JustAName

Registered
Jan 9, 2013
1
0
1
cPanel Access Level
Root Administrator
I have a DDoS problem in the last days.
It's not a HTTP flood because Apache acting as normal, no additional connection as in a usual situation.
Server's CPU and MEM are OK, nothing high.
The only problem is 100% network usage.
I ran iftop and saw some unknown IP's connecting to my server through random ports. I have CSF Installed and NON of these ports are allowed, IN or OUT, TCP or UDP. I tried to manually block these IP's and nothing. CSF didn't block them. I am a total beginner to this world, and would like an explanation which kind of attack is it.
I have added a screenshot to explain my problem.

ddos.jpg

Thank you.
 
Last edited:

srpurdy

Well-Known Member
Jun 1, 2011
101
0
66
cPanel Access Level
Root Administrator
I have a DDoS problem in the last days.
It's not a HTTP flood because Apache acting as normal, no additional connection as in a usual situation.
Server's CPU and MEM are OK, nothing high.
The only problem is 100% network usage.
I ran iftop and saw some unknown IP's connecting to my server through random ports.

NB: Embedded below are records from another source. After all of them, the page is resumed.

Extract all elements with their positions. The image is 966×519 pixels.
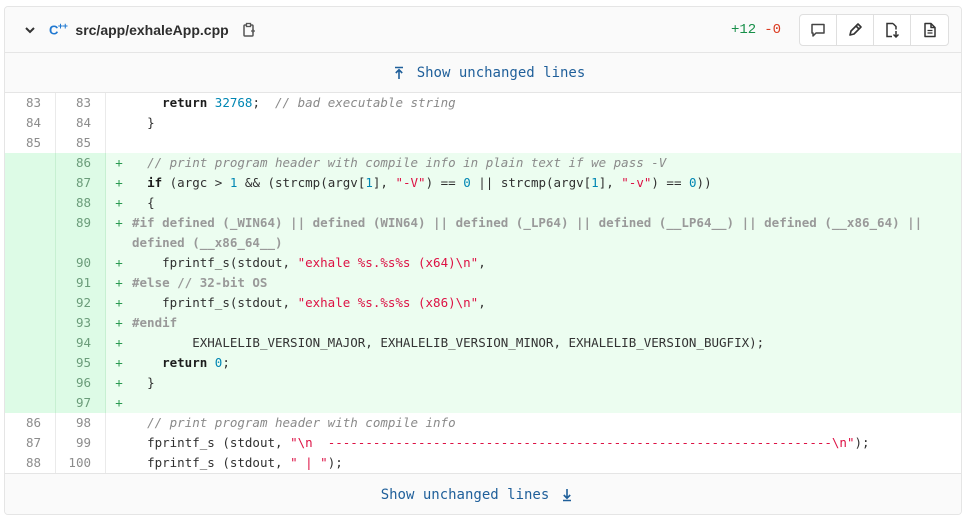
diff-line-added: 91 + #else // 32-bit OS	[5, 273, 961, 293]
diff-line: 86 98 // print program header with compil…	[5, 413, 961, 433]
old-line-number[interactable]	[5, 253, 56, 273]
diff-line-added: 92 + fprintf_s(stdout, "exhale %s.%s%s (x…	[5, 293, 961, 313]
new-line-number[interactable]: 95	[56, 353, 106, 373]
new-line-number[interactable]: 89	[56, 213, 106, 253]
show-unchanged-label: Show unchanged lines	[416, 64, 586, 81]
old-line-number[interactable]	[5, 313, 56, 333]
old-line-number[interactable]: 83	[5, 93, 56, 113]
diff-line: 87 99 fprintf_s (stdout, "\n ------------…	[5, 433, 961, 453]
diff-line-added: 89 + #if defined (_WIN64) || defined (WIN6…	[5, 213, 961, 253]
old-line-number[interactable]: 86	[5, 413, 56, 433]
download-file-button[interactable]	[874, 14, 911, 45]
new-line-number[interactable]: 98	[56, 413, 106, 433]
old-line-number[interactable]	[5, 273, 56, 293]
new-line-number[interactable]: 85	[56, 133, 106, 153]
old-line-number[interactable]: 88	[5, 453, 56, 473]
new-line-number[interactable]: 96	[56, 373, 106, 393]
diff-line-added: 94 + EXHALELIB_VERSION_MAJOR, EXHALELIB_V…	[5, 333, 961, 353]
file-download-icon	[886, 22, 900, 38]
old-line-number[interactable]	[5, 153, 56, 173]
old-line-number[interactable]: 85	[5, 133, 56, 153]
cpp-icon: C++	[49, 21, 68, 38]
line-code: {	[147, 195, 155, 210]
new-line-number[interactable]: 99	[56, 433, 106, 453]
show-unchanged-lines-bottom[interactable]: Show unchanged lines	[5, 473, 961, 514]
diff-line-added: 96 + }	[5, 373, 961, 393]
line-code: fprintf_s (stdout, "\n -----------------…	[147, 435, 870, 450]
arrow-up-icon	[393, 66, 405, 80]
line-code: #else // 32-bit OS	[132, 275, 268, 290]
new-line-number[interactable]: 83	[56, 93, 106, 113]
new-line-number[interactable]: 90	[56, 253, 106, 273]
edit-file-button[interactable]	[837, 14, 874, 45]
view-file-icon	[923, 22, 936, 37]
line-code: #if defined (_WIN64) || defined (WIN64) …	[132, 215, 923, 250]
diff-line-added: 88 + {	[5, 193, 961, 213]
line-code: // print program header with compile inf…	[147, 155, 667, 170]
diff-line-added: 95 + return 0;	[5, 353, 961, 373]
line-code: fprintf_s(stdout, "exhale %s.%s%s (x86)\…	[162, 295, 486, 310]
diff-line: 83 83 return 32768; // bad executable str…	[5, 93, 961, 113]
new-line-number[interactable]: 94	[56, 333, 106, 353]
old-line-number[interactable]: 84	[5, 113, 56, 133]
old-line-number[interactable]	[5, 213, 56, 253]
new-line-number[interactable]: 86	[56, 153, 106, 173]
diff-stats: +12 -0	[731, 22, 781, 38]
new-line-number[interactable]: 92	[56, 293, 106, 313]
file-actions	[799, 13, 949, 46]
line-code: #endif	[132, 315, 178, 330]
show-unchanged-label: Show unchanged lines	[380, 486, 550, 503]
old-line-number[interactable]	[5, 293, 56, 313]
new-line-number[interactable]: 97	[56, 393, 106, 413]
line-code: return 0;	[162, 355, 230, 370]
new-line-number[interactable]: 84	[56, 113, 106, 133]
old-line-number[interactable]	[5, 393, 56, 413]
new-line-number[interactable]: 100	[56, 453, 106, 473]
copy-icon[interactable]	[241, 22, 257, 38]
diff-line-added: 97 +	[5, 393, 961, 413]
old-line-number[interactable]	[5, 193, 56, 213]
file-path[interactable]: src/app/exhaleApp.cpp	[75, 22, 228, 38]
toggle-comments-button[interactable]	[800, 14, 837, 45]
old-line-number[interactable]	[5, 173, 56, 193]
additions-count: +12	[730, 21, 757, 38]
new-line-number[interactable]: 91	[56, 273, 106, 293]
old-line-number[interactable]	[5, 353, 56, 373]
diff-line-added: 93 + #endif	[5, 313, 961, 333]
new-line-number[interactable]: 87	[56, 173, 106, 193]
diff-line: 84 84 }	[5, 113, 961, 133]
view-file-button[interactable]	[911, 15, 948, 45]
new-line-number[interactable]: 88	[56, 193, 106, 213]
pencil-icon	[849, 22, 862, 36]
line-code: EXHALELIB_VERSION_MAJOR, EXHALELIB_VERSI…	[192, 335, 765, 350]
old-line-number[interactable]: 87	[5, 433, 56, 453]
show-unchanged-lines-top[interactable]: Show unchanged lines	[5, 53, 961, 93]
diff-lines: 83 83 return 32768; // bad executable str…	[5, 93, 961, 473]
new-line-number[interactable]: 93	[56, 313, 106, 333]
chevron-down-icon[interactable]	[23, 23, 37, 37]
diff-line: 85 85	[5, 133, 961, 153]
file-header: C++ src/app/exhaleApp.cpp +12 -0	[5, 7, 961, 53]
diff-file: C++ src/app/exhaleApp.cpp +12 -0 Show un…	[4, 6, 962, 515]
line-code: }	[147, 115, 155, 130]
line-code: return 32768; // bad executable string	[162, 95, 456, 110]
line-code: fprintf_s(stdout, "exhale %s.%s%s (x64)\…	[162, 255, 486, 270]
diff-line-added: 90 + fprintf_s(stdout, "exhale %s.%s%s (x…	[5, 253, 961, 273]
comment-icon	[811, 23, 825, 37]
deletions-count: -0	[764, 21, 781, 38]
line-code: if (argc > 1 && (strcmp(argv[1], "-V") =…	[147, 175, 712, 190]
diff-line: 88 100 fprintf_s (stdout, " | ");	[5, 453, 961, 473]
line-code: // print program header with compile inf…	[147, 415, 456, 430]
line-code: }	[147, 375, 155, 390]
diff-line-added: 87 + if (argc > 1 && (strcmp(argv[1], "-V…	[5, 173, 961, 193]
diff-line-added: 86 + // print program header with compile…	[5, 153, 961, 173]
line-code: fprintf_s (stdout, " | ");	[147, 455, 343, 470]
old-line-number[interactable]	[5, 373, 56, 393]
arrow-down-icon	[561, 488, 573, 502]
old-line-number[interactable]	[5, 333, 56, 353]
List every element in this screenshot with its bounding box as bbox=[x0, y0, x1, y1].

I have CSF Installed and NON of these ports are allowed, IN or OUT, TCP or UDP. I tried to manually block these IP's and nothing. CSF didn't block them. I am a total beginner to this world, and would like an explanation which kind of attack is it.
I have added a screenshot to explain my problem.

View attachment 13732

Thank you.
This is actually normal. those ports are ports assigned by apache. or the TCP/IP Protocol. Basically apache listens on port 80, but if only port 80 was usable then only 1 person could connect. So they're is a "sub" port that each user that connects is assigned base on what ports are available. This is so the correct data goes to the correct place.

As for your network issues. It's hard to say what is causing that, but it could be your out of bandwidth. You might want to ask your data center about this. (but I'm not expert enough in network issues to give you good advice so I'll let someone else hopefully help you)
 

SB-Nick

Well-Known Member
Aug 26, 2008
175
9
68
cPanel Access Level
Root Administrator
I doubt its a DDoS issue if the CPU usage and Apache are behaving correctly.
Try looking at the process table and see if there arent any weird perl/php script running on background, although if you said TCP/UDP OUT ports are restricted on your firewall I doubt this is the cause.

Try installing cacti so you can get a decent graph with better values and so you could determine whats going on with your IN or OUT traffic. A more native method would be to tcpdump the NIC and inspect the packets.